WASHINGTON - Merchant Capital LLC has agreed to pay $55,000 to settle Securities and Exchange Commission charges that it violated muni bond rules by treating issuer officials, family members and friends to upscale restaurants and Broadway shows and then reimbursing itself with public money, including bond proceeds.

The sanctions, which the SEC announced late Thursday, stemmed from five trips to New York from June 2003 through May 2005 that the Montgomery, Ala.-based underwriter sponsored for officials from two issuers, as well as their friends and family members.

The SEC did not identify any of the individuals, the issuers, or the bond issues that were involved. The firm neither admitted nor denied the allegations and Merchant officials could not be reached for comment

But Gerald Hodgkins, an assistant director in the SEC's enforcement division, said: "The division of enforcement continues to closely monitor the conduct of industry professionals, issuer officials and other participants in the municipal securities market."

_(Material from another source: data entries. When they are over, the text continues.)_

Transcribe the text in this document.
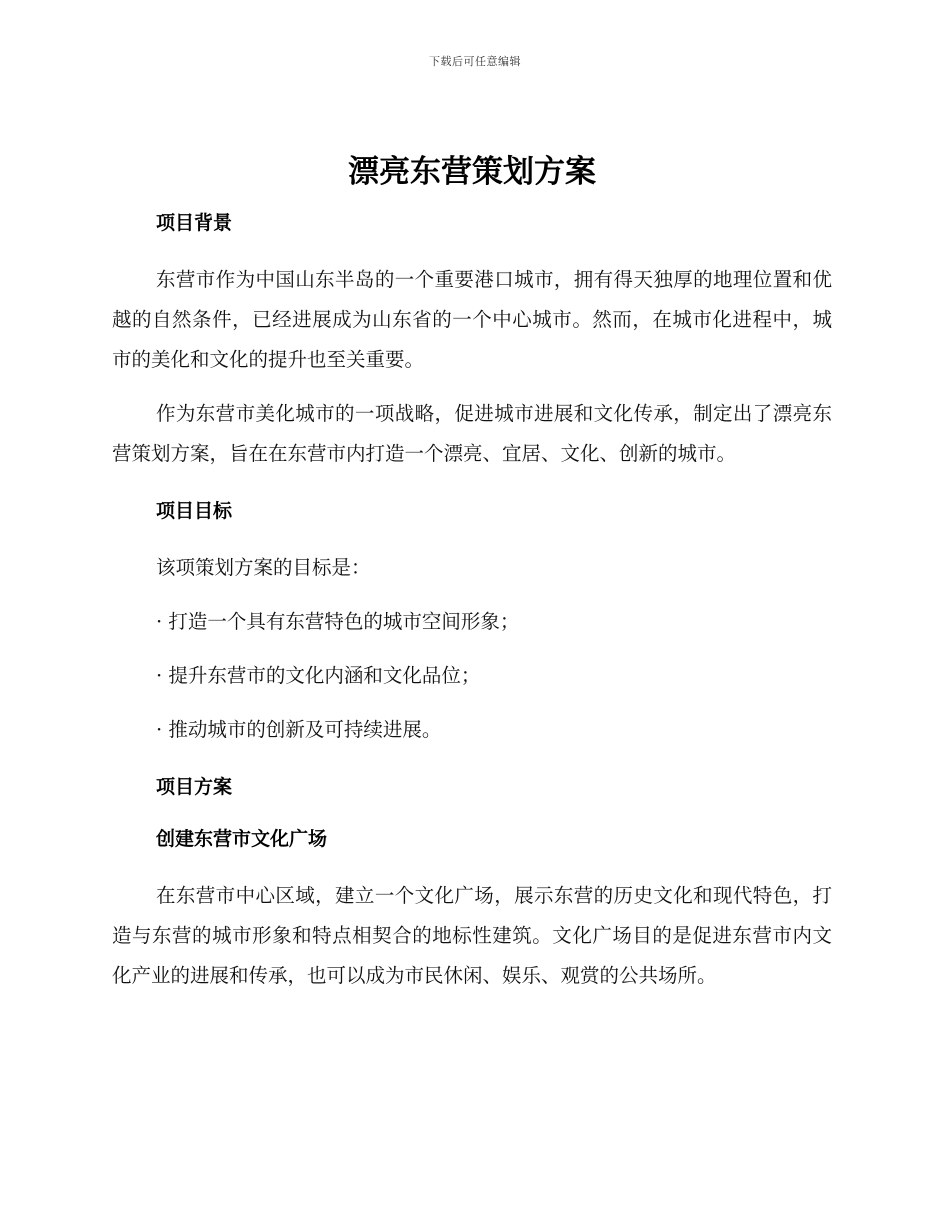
下载后可任意编辑
漂亮东营策划方案

项目背景

东营市作为中国山东半岛的一个重要港口城市，拥有得天独厚的地理位置和优越的自然条件，已经进展成为山东省的一个中心城市。然而，在城市化进程中，城市的美化和文化的提升也至关重要。

作为东营市美化城市的一项战略，促进城市进展和文化传承，制定出了漂亮东营策划方案，旨在在东营市内打造一个漂亮、宜居、文化、创新的城市。

项目目标

该项策划方案的目标是：

· 打造一个具有东营特色的城市空间形象；

· 提升东营市的文化内涵和文化品位；

· 推动城市的创新及可持续进展。

项目方案

创建东营市文化广场

在东营市中心区域，建立一个文化广场，展示东营的历史文化和现代特色，打造与东营的城市形象和特点相契合的地标性建筑。文化广场目的是促进东营市内文化产业的进展和传承，也可以成为市民休闲、娱乐、观赏的公共场所。
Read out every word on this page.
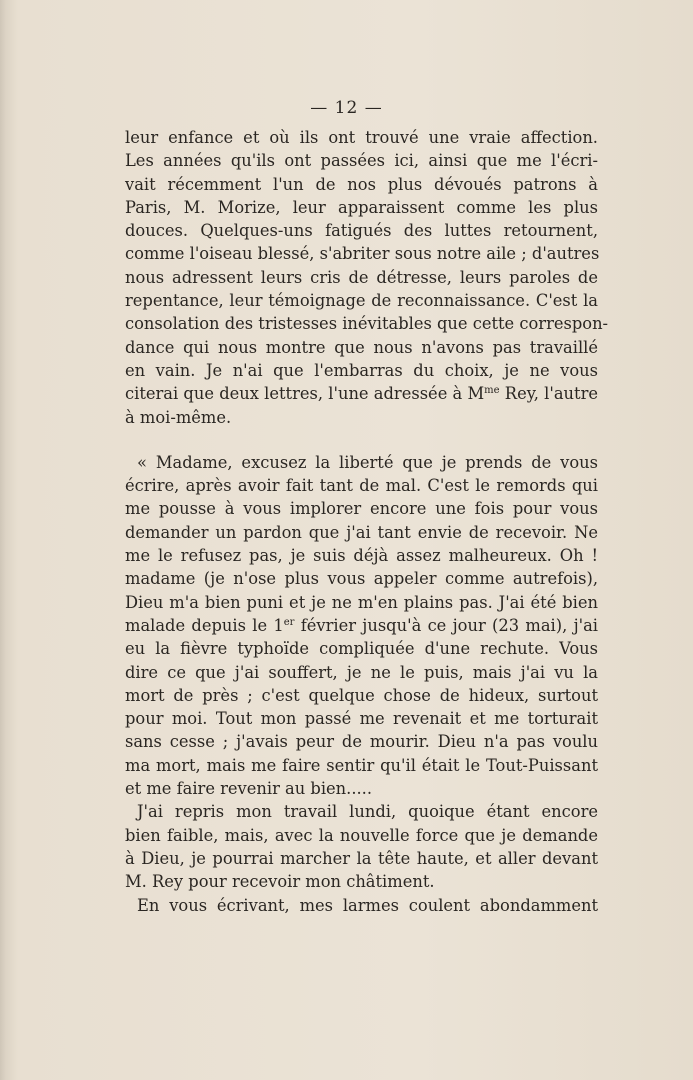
— 12 —
leur enfance et où ils ont trouvé une vraie affection.
Les années qu'ils ont passées ici, ainsi que me l'écri-
vait récemment l'un de nos plus dévoués patrons à
Paris, M. Morize, leur apparaissent comme les plus
douces. Quelques-uns fatigués des luttes retournent,
comme l'oiseau blessé, s'abriter sous notre aile ; d'autres
nous adressent leurs cris de détresse, leurs paroles de
repentance, leur témoignage de reconnaissance. C'est la
consolation des tristesses inévitables que cette correspon-
dance qui nous montre que nous n'avons pas travaillé
en vain. Je n'ai que l'embarras du choix, je ne vous
citerai que deux lettres, l'une adressée à $M^{me}$ Rey, l'autre
à moi-même.
« Madame, excusez la liberté que je prends de vous
écrire, après avoir fait tant de mal. C'est le remords qui
me pousse à vous implorer encore une fois pour vous
demander un pardon que j'ai tant envie de recevoir. Ne
me le refusez pas, je suis déjà assez malheureux. Oh !
madame (je n'ose plus vous appeler comme autrefois),
Dieu m'a bien puni et je ne m'en plains pas. J'ai été bien
malade depuis le 1er février jusqu'à ce jour (23 mai), j'ai
eu la fièvre typhoïde compliquée d'une rechute. Vous
dire ce que j'ai souffert, je ne le puis, mais j'ai vu la
mort de près ; c'est quelque chose de hideux, surtout
pour moi. Tout mon passé me revenait et me torturait
sans cesse ; j'avais peur de mourir. Dieu n'a pas voulu
ma mort, mais me faire sentir qu'il était le Tout-Puissant
et me faire revenir au bien.....
J'ai repris mon travail lundi, quoique étant encore
bien faible, mais, avec la nouvelle force que je demande
à Dieu, je pourrai marcher la tête haute, et aller devant
M. Rey pour recevoir mon châtiment.
En vous écrivant, mes larmes coulent abondamment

The trips were for the issuer officials to meet with rating agencies and bond insurers about forthcoming municipal bond issues.

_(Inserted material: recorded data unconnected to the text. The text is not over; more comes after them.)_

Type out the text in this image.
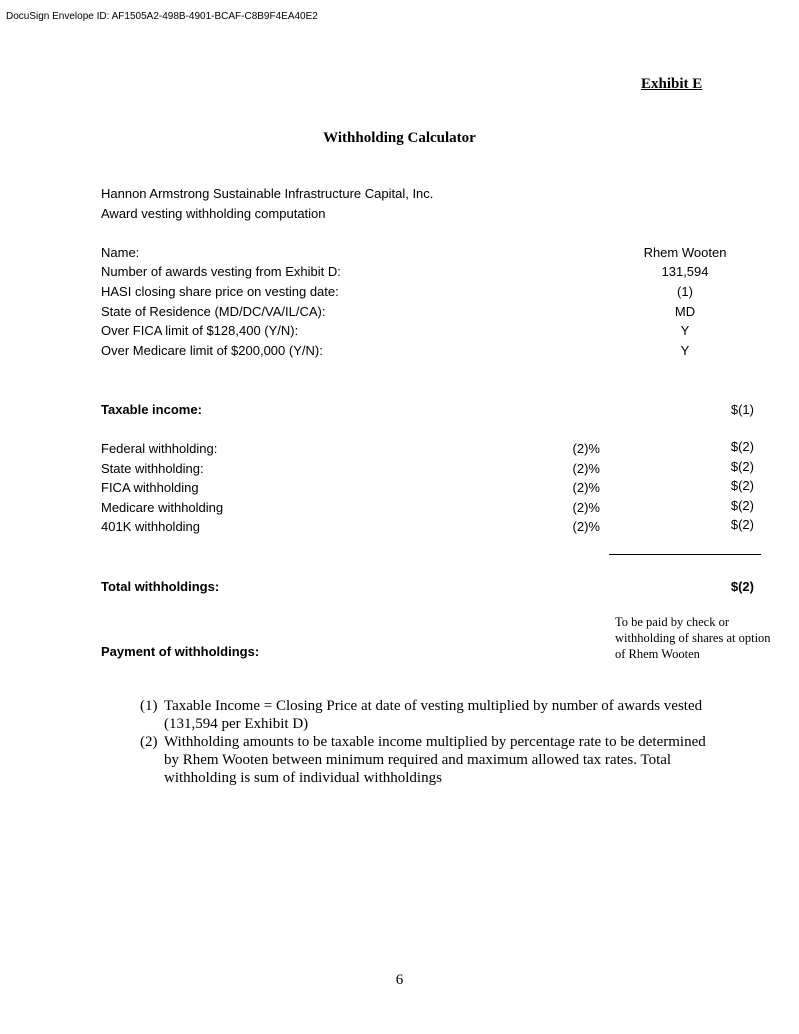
DocuSign Envelope ID: AF1505A2-498B-4901-BCAF-C8B9F4EA40E2
Exhibit E
Withholding Calculator
Hannon Armstrong Sustainable Infrastructure Capital, Inc.
Award vesting withholding computation
Name:	Rhem Wooten
Number of awards vesting from Exhibit D:	131,594
HASI closing share price on vesting date:	(1)
State of Residence (MD/DC/VA/IL/CA):	MD
Over FICA limit of $128,400 (Y/N):	Y
Over Medicare limit of $200,000 (Y/N):	Y
Taxable income:	$(1)
Federal withholding:	(2)%	$(2)
State withholding:	(2)%	$(2)
FICA withholding	(2)%	$(2)
Medicare withholding	(2)%	$(2)
401K withholding	(2)%	$(2)
Total withholdings:	$(2)
Payment of withholdings:
To be paid by check or withholding of shares at option of Rhem Wooten
(1) Taxable Income = Closing Price at date of vesting multiplied by number of awards vested (131,594 per Exhibit D)
(2) Withholding amounts to be taxable income multiplied by percentage rate to be determined by Rhem Wooten between minimum required and maximum allowed tax rates. Total withholding is sum of individual withholdings
6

But Merchant shelled out a total of $26,364 to pay for airfare, car services, tickets to the Broadway musicals Hairspray, Gypsy and Chicago, and dinners at Smith & Wollensksy and the Manhattan Ocean Club, as well as other lavish entertainment for the issuer officials and guests who did not attend the bond meetings.

During each of the trips - which occurred in June 2003, September 2003, June 2004, and November 2004 and May 2005 - half to three quarters of the individuals treated by Merchant were friends or family members of the issuer officials, the SEC said.

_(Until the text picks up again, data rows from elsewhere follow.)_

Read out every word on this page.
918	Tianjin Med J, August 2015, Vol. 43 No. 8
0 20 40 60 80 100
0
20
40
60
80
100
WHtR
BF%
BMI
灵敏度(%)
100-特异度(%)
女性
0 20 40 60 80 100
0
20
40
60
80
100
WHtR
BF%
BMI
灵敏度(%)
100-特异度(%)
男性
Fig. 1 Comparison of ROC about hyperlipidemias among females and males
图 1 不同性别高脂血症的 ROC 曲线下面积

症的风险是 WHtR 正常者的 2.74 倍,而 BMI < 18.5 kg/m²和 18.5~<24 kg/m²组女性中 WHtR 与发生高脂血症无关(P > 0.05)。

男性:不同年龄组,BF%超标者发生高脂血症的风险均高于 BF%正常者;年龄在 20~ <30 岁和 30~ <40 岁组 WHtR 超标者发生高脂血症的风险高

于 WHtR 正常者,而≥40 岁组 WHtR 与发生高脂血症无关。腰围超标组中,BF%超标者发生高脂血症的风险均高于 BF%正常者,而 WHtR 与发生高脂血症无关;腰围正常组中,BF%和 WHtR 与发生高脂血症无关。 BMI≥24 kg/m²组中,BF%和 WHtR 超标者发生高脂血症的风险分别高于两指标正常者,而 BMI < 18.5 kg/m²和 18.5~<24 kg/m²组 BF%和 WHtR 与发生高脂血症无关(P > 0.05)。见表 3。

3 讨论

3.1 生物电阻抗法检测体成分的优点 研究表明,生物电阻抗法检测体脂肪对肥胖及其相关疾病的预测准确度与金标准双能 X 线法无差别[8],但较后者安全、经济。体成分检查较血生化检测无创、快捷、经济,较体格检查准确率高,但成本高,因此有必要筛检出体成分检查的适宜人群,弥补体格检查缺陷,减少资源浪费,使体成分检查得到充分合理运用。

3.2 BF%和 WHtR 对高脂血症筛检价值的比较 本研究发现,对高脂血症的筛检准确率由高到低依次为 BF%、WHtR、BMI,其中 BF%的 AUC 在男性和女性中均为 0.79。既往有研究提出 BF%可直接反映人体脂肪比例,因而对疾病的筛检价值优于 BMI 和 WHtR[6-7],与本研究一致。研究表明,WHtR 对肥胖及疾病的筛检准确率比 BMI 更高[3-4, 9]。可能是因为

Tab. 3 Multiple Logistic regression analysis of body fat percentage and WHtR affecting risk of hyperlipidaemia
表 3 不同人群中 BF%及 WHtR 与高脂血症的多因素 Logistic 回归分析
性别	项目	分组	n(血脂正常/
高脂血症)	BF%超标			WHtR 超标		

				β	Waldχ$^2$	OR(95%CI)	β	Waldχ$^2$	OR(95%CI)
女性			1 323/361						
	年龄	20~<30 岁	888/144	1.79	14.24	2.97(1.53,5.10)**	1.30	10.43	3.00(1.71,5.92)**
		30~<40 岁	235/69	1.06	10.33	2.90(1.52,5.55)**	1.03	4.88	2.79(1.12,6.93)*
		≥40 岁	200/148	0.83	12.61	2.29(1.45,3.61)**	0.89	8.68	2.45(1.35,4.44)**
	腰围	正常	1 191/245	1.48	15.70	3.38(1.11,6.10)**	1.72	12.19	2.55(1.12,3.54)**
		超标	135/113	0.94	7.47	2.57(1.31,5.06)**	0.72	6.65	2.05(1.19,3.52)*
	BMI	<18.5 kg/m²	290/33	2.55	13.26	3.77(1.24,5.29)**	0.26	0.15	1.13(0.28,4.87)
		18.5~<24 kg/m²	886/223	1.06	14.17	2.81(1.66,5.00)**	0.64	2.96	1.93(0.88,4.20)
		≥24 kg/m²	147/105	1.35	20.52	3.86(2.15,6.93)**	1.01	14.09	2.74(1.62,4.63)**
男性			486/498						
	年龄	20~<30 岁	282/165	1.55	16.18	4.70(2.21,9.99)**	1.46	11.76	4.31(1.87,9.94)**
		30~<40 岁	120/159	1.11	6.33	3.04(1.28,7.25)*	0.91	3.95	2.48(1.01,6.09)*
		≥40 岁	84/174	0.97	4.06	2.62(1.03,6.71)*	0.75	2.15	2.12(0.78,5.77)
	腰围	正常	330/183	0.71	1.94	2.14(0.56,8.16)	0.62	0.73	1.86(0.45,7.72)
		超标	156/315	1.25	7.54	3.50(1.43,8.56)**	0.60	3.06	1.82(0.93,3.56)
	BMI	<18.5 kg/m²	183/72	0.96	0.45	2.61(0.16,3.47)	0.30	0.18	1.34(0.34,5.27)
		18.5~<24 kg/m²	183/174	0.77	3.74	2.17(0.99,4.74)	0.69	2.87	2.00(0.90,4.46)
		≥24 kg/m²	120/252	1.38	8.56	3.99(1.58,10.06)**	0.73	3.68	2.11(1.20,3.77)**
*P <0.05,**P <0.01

The underwriter then typically billed the bond issuing entities for the expenses in invoices under a single-line item entitled "rating trip expenses." Merchant was reimbursed by the issuing entities or from bond proceeds.

During the June 2004 trip, for example, Merchant paid $2,247, or 15% of bond issuance costs excluding underwriter's discount, to cover expenses for four family members of two issuer officials.

The SEC said Merchant willfully violated Municipal Securities Rulemaking Board Rules G-20 on gifts and gratuities, G-17 on fair dealing and G-27 on supervision.

Rule G-20 prohibits broker-dealers from directly or indirectly giving any thing or service of value in excess of $100 per year to issuer officials and other outside parties in connection with municipal securities activities. Rule G-17 requires firms to deal fairly with all persons and to not engage in any deceptive, dishonest or unfair practice. Rule G-27 requires broker-dealers to adopt, maintain, and enforce written supervisory procedures that are reasonably designed to ensure compliance with securities law provisions and rules.

This is the second SEC case of its kind. In February, RBC Capital Markets Corp. agreed to pay $125,000 for using bond proceeds to reimburse itself for treating city officials from Mesquite, Tex., along with their family members, to lavish entertainment in connection with rating agency trips.